Now, the ingredients:
1 qt. berry box dandelion leaves (measure after cutting up)
1 cup cut scallion
½ cup dressing (see recipe 19)
1 hard boiled egg
I don’t have a berry box, so I will just be using the measurements on one of my mixing bowls.
Clean, wash and cut the dandelion into 12 inch pieces,
I wasn’t sure what to do with the long stems, but they seemed rather woody and fibrous, so I ended up composting them.
scallions are cut the same.
While working from home, I learned that you can regrow scallions in water. It worked pretty well until my cat knocked them over. Cats have no respect for kitchen experiments.
Put into cold water for 1 hour.
Dr. Weaver notes that the cold water soak is intended to remove some of the bitterness. Since I have an hour to kill, I might as well start on the dressing.
The Dressing Ingredients…
Already there is a complication. Instead of a recipe, we have the following poem from 1868:
Your good lady Salad-maker forgot to say
That Sidney Smith composed her famous lay.
He praises anchovy and onion; they’re enough
To frighten every dainty palate from the stuff.
If you must have potato–why? I cannot see,
Let it be only one, and let it mealy be.
I think none needed, for the yolks of boiled eggs
Keep up the dressing’s body well upon it legs.

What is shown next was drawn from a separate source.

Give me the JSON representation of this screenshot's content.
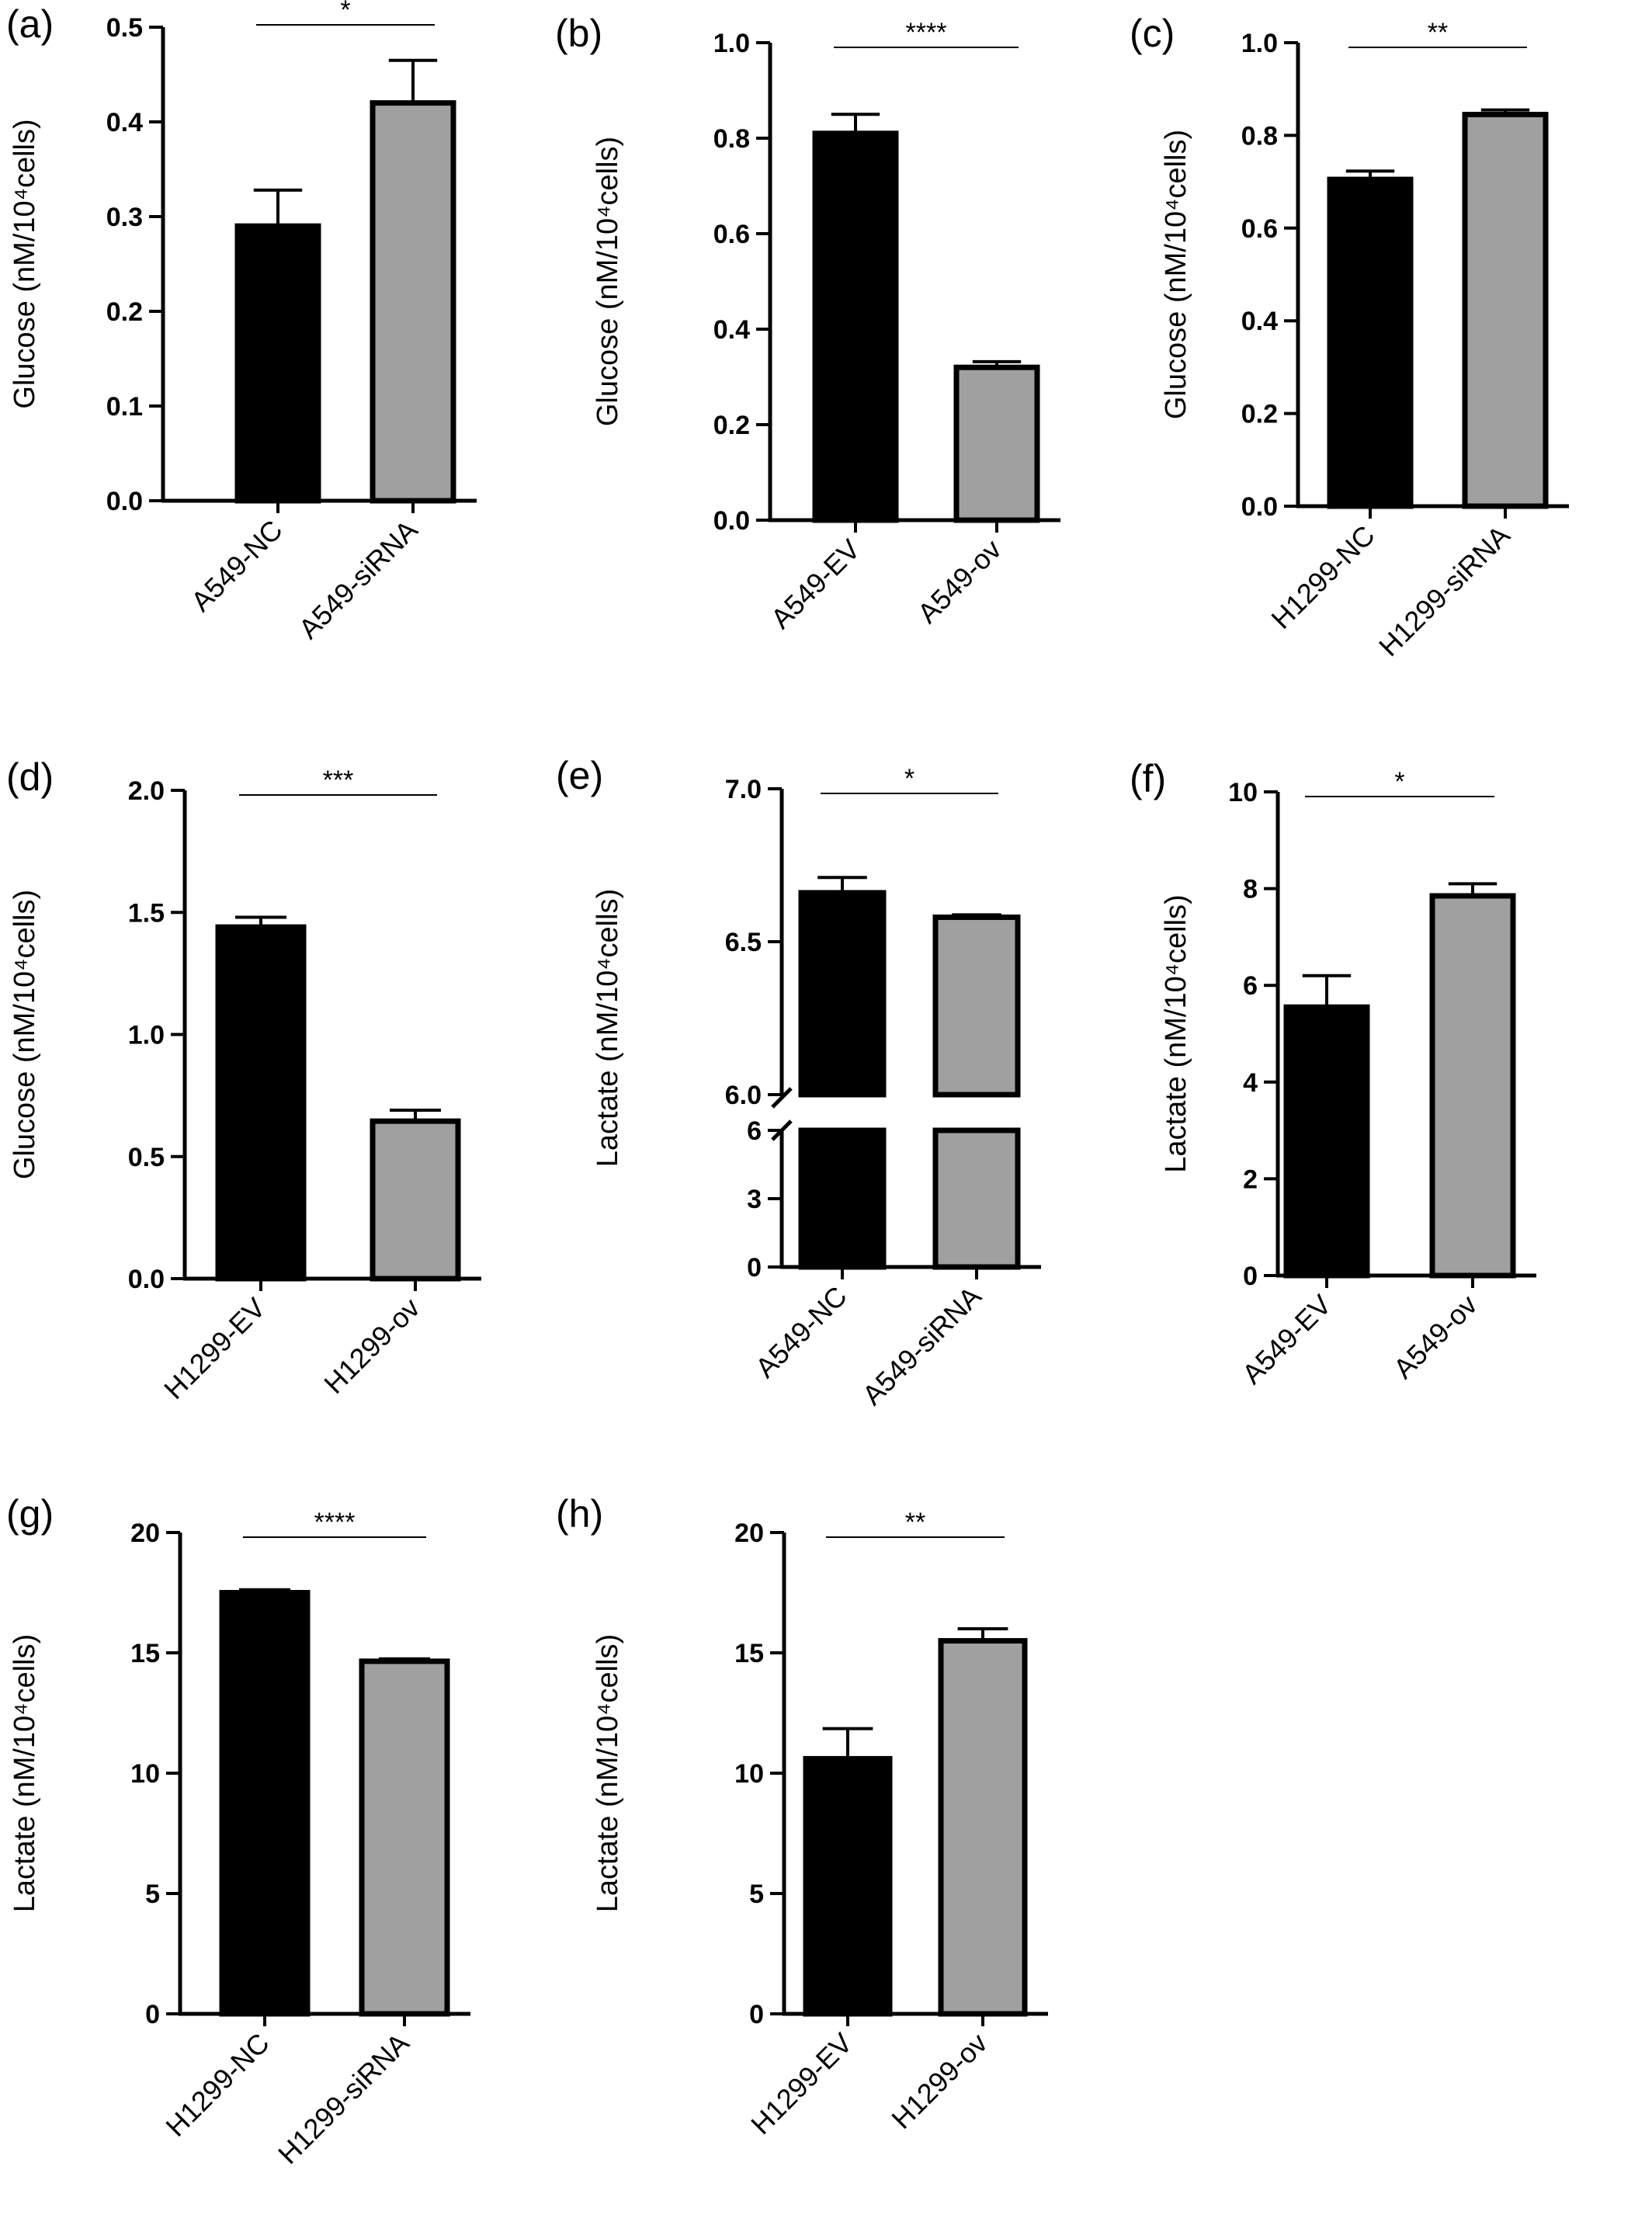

I made the blind Reverend’s mixture, and I found
It stiff and dry–not heavenly, too much of ground;
Two hard boiled from barn-door fowls you’ll need;
Keep those from far off Brahma and Houdan to breed;
Of Durham mustard a full teaspoon grant;
The same of salt and sugar fine you’ll want;
A dash of capiscum excites the whole,
And keeps the Durham under good control;
Fill twice the spoon with vinegar quite clear;
Rub well the solids till no lumps appear.

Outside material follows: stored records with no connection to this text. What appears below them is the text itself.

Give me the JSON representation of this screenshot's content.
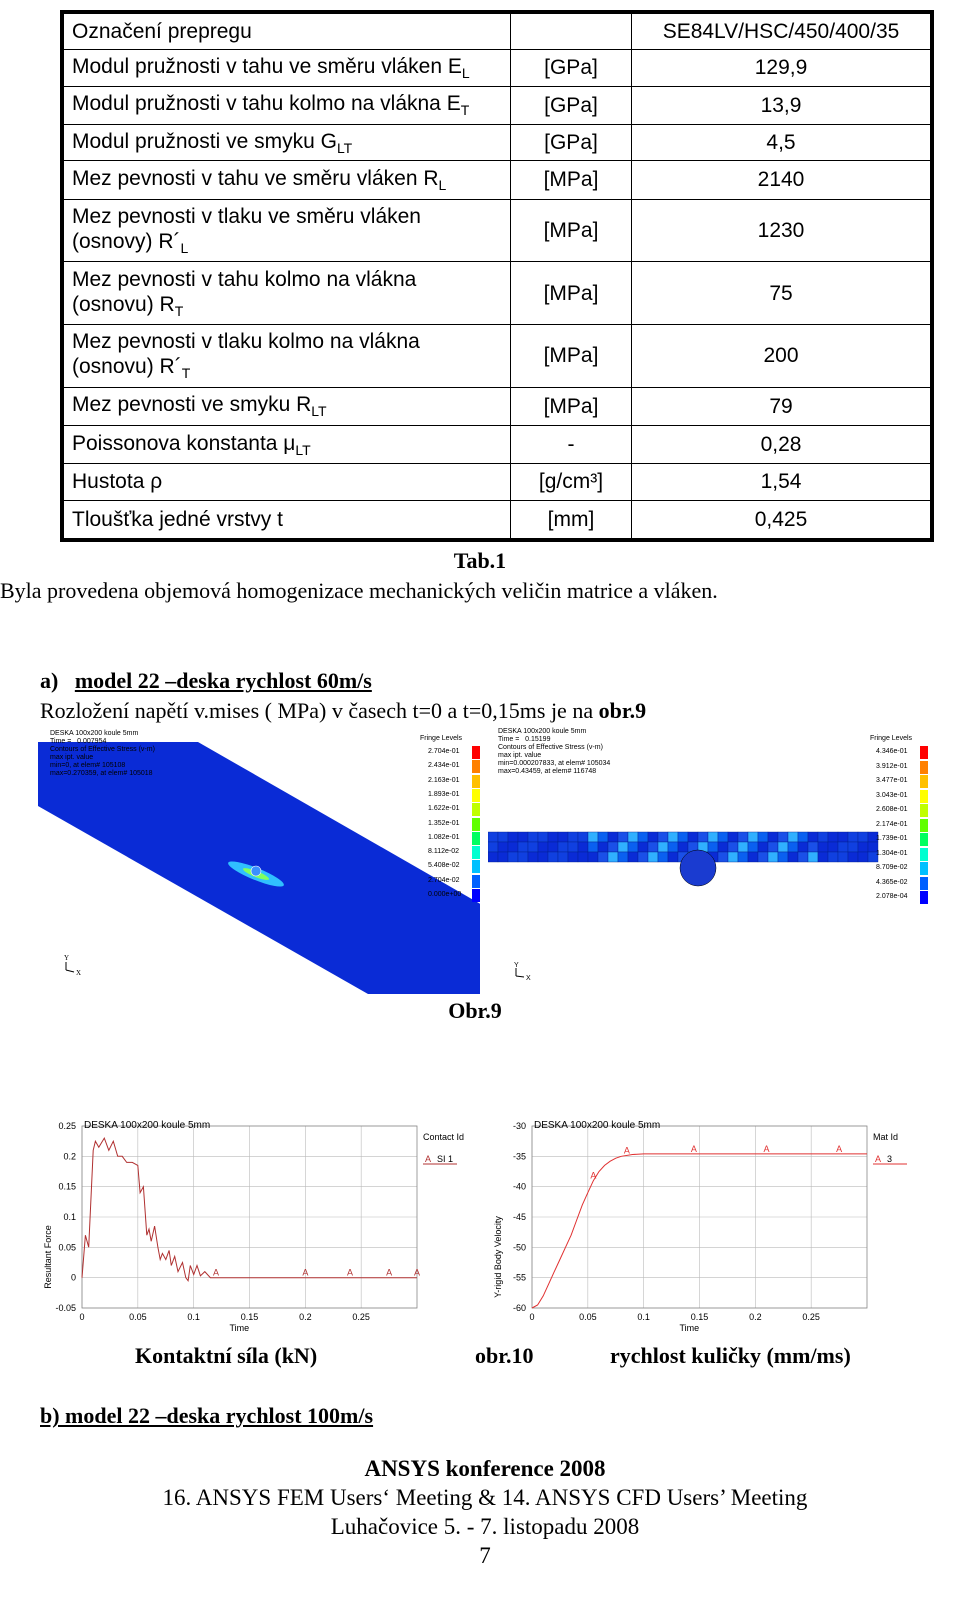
{
  "table": {
    "header_name": "Označení prepregu",
    "header_value": "SE84LV/HSC/450/400/35",
    "rows": [
      {
        "name_main": "Modul pružnosti v tahu ve směru vláken E",
        "sub": "L",
        "line2": "",
        "unit": "[GPa]",
        "value": "129,9"
      },
      {
        "name_main": "Modul pružnosti v tahu kolmo na vlákna E",
        "sub": "T",
        "line2": "",
        "unit": "[GPa]",
        "value": "13,9"
      },
      {
        "name_main": "Modul pružnosti ve smyku G",
        "sub": "LT",
        "line2": "",
        "unit": "[GPa]",
        "value": "4,5"
      },
      {
        "name_main": "Mez pevnosti v tahu ve směru vláken  R",
        "sub": "L",
        "line2": "",
        "unit": "[MPa]",
        "value": "2140"
      },
      {
        "name_main": "Mez pevnosti v tlaku ve směru vláken",
        "sub": "L",
        "line2": "(osnovy) R´",
        "unit": "[MPa]",
        "value": "1230"
      },
      {
        "name_main": "Mez pevnosti v tahu kolmo na vlákna",
        "sub": "T",
        "line2": "(osnovu) R",
        "unit": "[MPa]",
        "value": "75"
      },
      {
        "name_main": "Mez pevnosti v tlaku kolmo na vlákna",
        "sub": "T",
        "line2": "(osnovu) R´",
        "unit": "[MPa]",
        "value": "200"
      },
      {
        "name_main": "Mez pevnosti ve smyku R",
        "sub": "LT",
        "line2": "",
        "unit": "[MPa]",
        "value": "79"
      },
      {
        "name_main": "Poissonova konstanta μ",
        "sub": "LT",
        "line2": "",
        "unit": "-",
        "value": "0,28"
      },
      {
        "name_main": "Hustota  ρ",
        "sub": "",
        "line2": "",
        "unit": "[g/cm³]",
        "value": "1,54"
      },
      {
        "name_main": "Tloušťka jedné vrstvy t",
        "sub": "",
        "line2": "",
        "unit": "[mm]",
        "value": "0,425"
      }
    ]
  },
  "text": {
    "tab_caption": "Tab.1",
    "homog": "Byla provedena objemová homogenizace mechanických veličin matrice a vláken.",
    "section_a_label": "a)",
    "section_a_title": "model 22 –deska  rychlost 60m/s",
    "distribution_text": "Rozložení napětí v.mises  ( MPa) v časech  t=0 a t=0,15ms je na ",
    "distribution_ref": "obr.9",
    "fig9_caption": "Obr.9",
    "fig10_left": "Kontaktní síla (kN)",
    "fig10_mid": "obr.10",
    "fig10_right": "rychlost kuličky (mm/ms)",
    "section_b": "b)  model 22 –deska rychlost 100m/s"
  },
  "fe_left": {
    "title": "DESKA 100x200 koule 5mm",
    "time": "Time =   0.007954",
    "contours": "Contours of Effective Stress (v-m)",
    "max_ipt": "max ipt. value",
    "min_line": "min=0, at elem# 105108",
    "max_line": "max=0.270359, at elem# 105018",
    "legend_title": "Fringe Levels",
    "legend": [
      "2.704e-01",
      "2.434e-01",
      "2.163e-01",
      "1.893e-01",
      "1.622e-01",
      "1.352e-01",
      "1.082e-01",
      "8.112e-02",
      "5.408e-02",
      "2.704e-02",
      "0.000e+00"
    ],
    "colors": [
      "#ff0000",
      "#ff8000",
      "#ffc000",
      "#ffff00",
      "#c0ff00",
      "#60ff00",
      "#00ff60",
      "#00ffd0",
      "#00c0ff",
      "#0060ff",
      "#0000ff"
    ]
  },
  "fe_right": {
    "title": "DESKA 100x200 koule 5mm",
    "time": "Time =   0.15199",
    "contours": "Contours of Effective Stress (v-m)",
    "max_ipt": "max ipt. value",
    "min_line": "min=0.000207833, at elem# 105034",
    "max_line": "max=0.43459, at elem# 116748",
    "legend_title": "Fringe Levels",
    "legend": [
      "4.346e-01",
      "3.912e-01",
      "3.477e-01",
      "3.043e-01",
      "2.608e-01",
      "2.174e-01",
      "1.739e-01",
      "1.304e-01",
      "8.709e-02",
      "4.365e-02",
      "2.078e-04"
    ],
    "colors": [
      "#ff0000",
      "#ff8000",
      "#ffc000",
      "#ffff00",
      "#c0ff00",
      "#60ff00",
      "#00ff60",
      "#00ffd0",
      "#00c0ff",
      "#0060ff",
      "#0000ff"
    ]
  },
  "chart_data": [
    {
      "type": "line",
      "title": "DESKA 100x200 koule 5mm",
      "xlabel": "Time",
      "ylabel": "Resultant Force",
      "legend_title": "Contact Id",
      "legend_label": "SI 1",
      "marker_letter": "A",
      "xlim": [
        0,
        0.3
      ],
      "ylim": [
        -0.05,
        0.25
      ],
      "xticks": [
        "0",
        "0.05",
        "0.1",
        "0.15",
        "0.2",
        "0.25"
      ],
      "yticks": [
        "-0.05",
        "0",
        "0.05",
        "0.1",
        "0.15",
        "0.2",
        "0.25"
      ],
      "line_color": "#b03030",
      "series": [
        {
          "x": [
            0,
            0.003,
            0.006,
            0.01,
            0.012,
            0.015,
            0.02,
            0.024,
            0.028,
            0.032,
            0.036,
            0.04,
            0.045,
            0.05,
            0.052,
            0.055,
            0.058,
            0.06,
            0.062,
            0.065,
            0.068,
            0.07,
            0.072,
            0.075,
            0.078,
            0.08,
            0.083,
            0.086,
            0.09,
            0.093,
            0.095,
            0.097,
            0.1,
            0.103,
            0.106,
            0.11,
            0.115,
            0.12,
            0.15,
            0.2,
            0.25,
            0.3
          ],
          "y": [
            0,
            0.07,
            0.05,
            0.21,
            0.225,
            0.215,
            0.23,
            0.21,
            0.225,
            0.2,
            0.2,
            0.19,
            0.19,
            0.185,
            0.14,
            0.15,
            0.07,
            0.08,
            0.06,
            0.085,
            0.05,
            0.03,
            0.04,
            0.03,
            0.045,
            0.02,
            0.035,
            0.01,
            0.025,
            0.0,
            -0.005,
            0.02,
            0.005,
            0.02,
            0.003,
            0.01,
            0.0,
            0.0,
            0.0,
            0.0,
            0.0,
            0.0
          ]
        }
      ],
      "markers_x": [
        0.12,
        0.2,
        0.24,
        0.275,
        0.3
      ]
    },
    {
      "type": "line",
      "title": "DESKA 100x200 koule 5mm",
      "xlabel": "Time",
      "ylabel": "Y-rigid Body Velocity",
      "legend_title": "Mat Id",
      "legend_label": "3",
      "marker_letter": "A",
      "xlim": [
        0,
        0.3
      ],
      "ylim": [
        -60,
        -30
      ],
      "xticks": [
        "0",
        "0.05",
        "0.1",
        "0.15",
        "0.2",
        "0.25"
      ],
      "yticks": [
        "-30",
        "-35",
        "-40",
        "-45",
        "-50",
        "-55",
        "-60"
      ],
      "line_color": "#e03030",
      "series": [
        {
          "x": [
            0,
            0.005,
            0.01,
            0.015,
            0.02,
            0.025,
            0.03,
            0.035,
            0.04,
            0.045,
            0.05,
            0.055,
            0.06,
            0.065,
            0.07,
            0.075,
            0.08,
            0.09,
            0.1,
            0.11,
            0.15,
            0.2,
            0.25,
            0.3
          ],
          "y": [
            -60,
            -59.5,
            -58,
            -56,
            -54,
            -52,
            -50,
            -48,
            -45.5,
            -43,
            -41,
            -39,
            -37.5,
            -36.5,
            -35.8,
            -35.3,
            -35,
            -34.7,
            -34.6,
            -34.6,
            -34.6,
            -34.6,
            -34.6,
            -34.6
          ]
        }
      ],
      "markers_x": [
        0.055,
        0.085,
        0.145,
        0.21,
        0.275
      ]
    }
  ],
  "footer": {
    "conf": "ANSYS konference 2008",
    "meeting": "16. ANSYS FEM Users‘ Meeting & 14. ANSYS CFD Users’ Meeting",
    "place": "Luhačovice 5. - 7. listopadu 2008",
    "page": "7"
  }
}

Now pour the oil of gladness–let it be
The sweetest, purest from the olive tree;
Stint not your spending–get the finest, best;
Without it, time is idly spent with all the rest;
Rub in three tablespoonsful at discretion,
‘Tis hard to get too much–it’s my impression.
Come forth crisp lettuce! Hot-bed! Quick reveal;
Oh! Cut it with knife silvered–not with steel
Pour on the soft persuader–stir by slow degrees;
Eat as a course, alone–add only biscuit hard and cheese.
Fortunately, Dr. Weaver decided to “untangle the puzzle” on page 56.
For real this time, the ingredients:
yolks of 2 hard boiled eggs
1 tsp. mustard
1 tsp. superfine sugar
dash of pepper
2 tbsp. vinegar
3 tblsp. olive oil
Work all the ingredients except the olive oil to a smooth paste.
Add the oil, pour the dressing onto the salad, toss and serve.
I guess I can’t finish the last step until the salad itself is ready. Back to it.
My greens have been sitting in the cold water for an hour, so now it’s time to
Drain; put into a flour bag that you keep for that purpose.
I have a bag of flour, but something tells me that is not what this recipe writer is looking for. A colander and a paper towel will just have to do.
The egg is made the day before.
In my case, the egg is made now (with surprising little mangling).
A good plan is to make enough salad dressing for a week.
I don’t know how much is considered enough for a week. I just followed the recipe.
When mealtime comes, mix the dandelion, scallions, and dressing together, and garnish with a finely chopped hard boiled egg.
As I’ve said, I’m not much of a salad person, but I’m pleasantly surprised by this one. It is very crunchy, rather oniony, and holds up well in the fridge.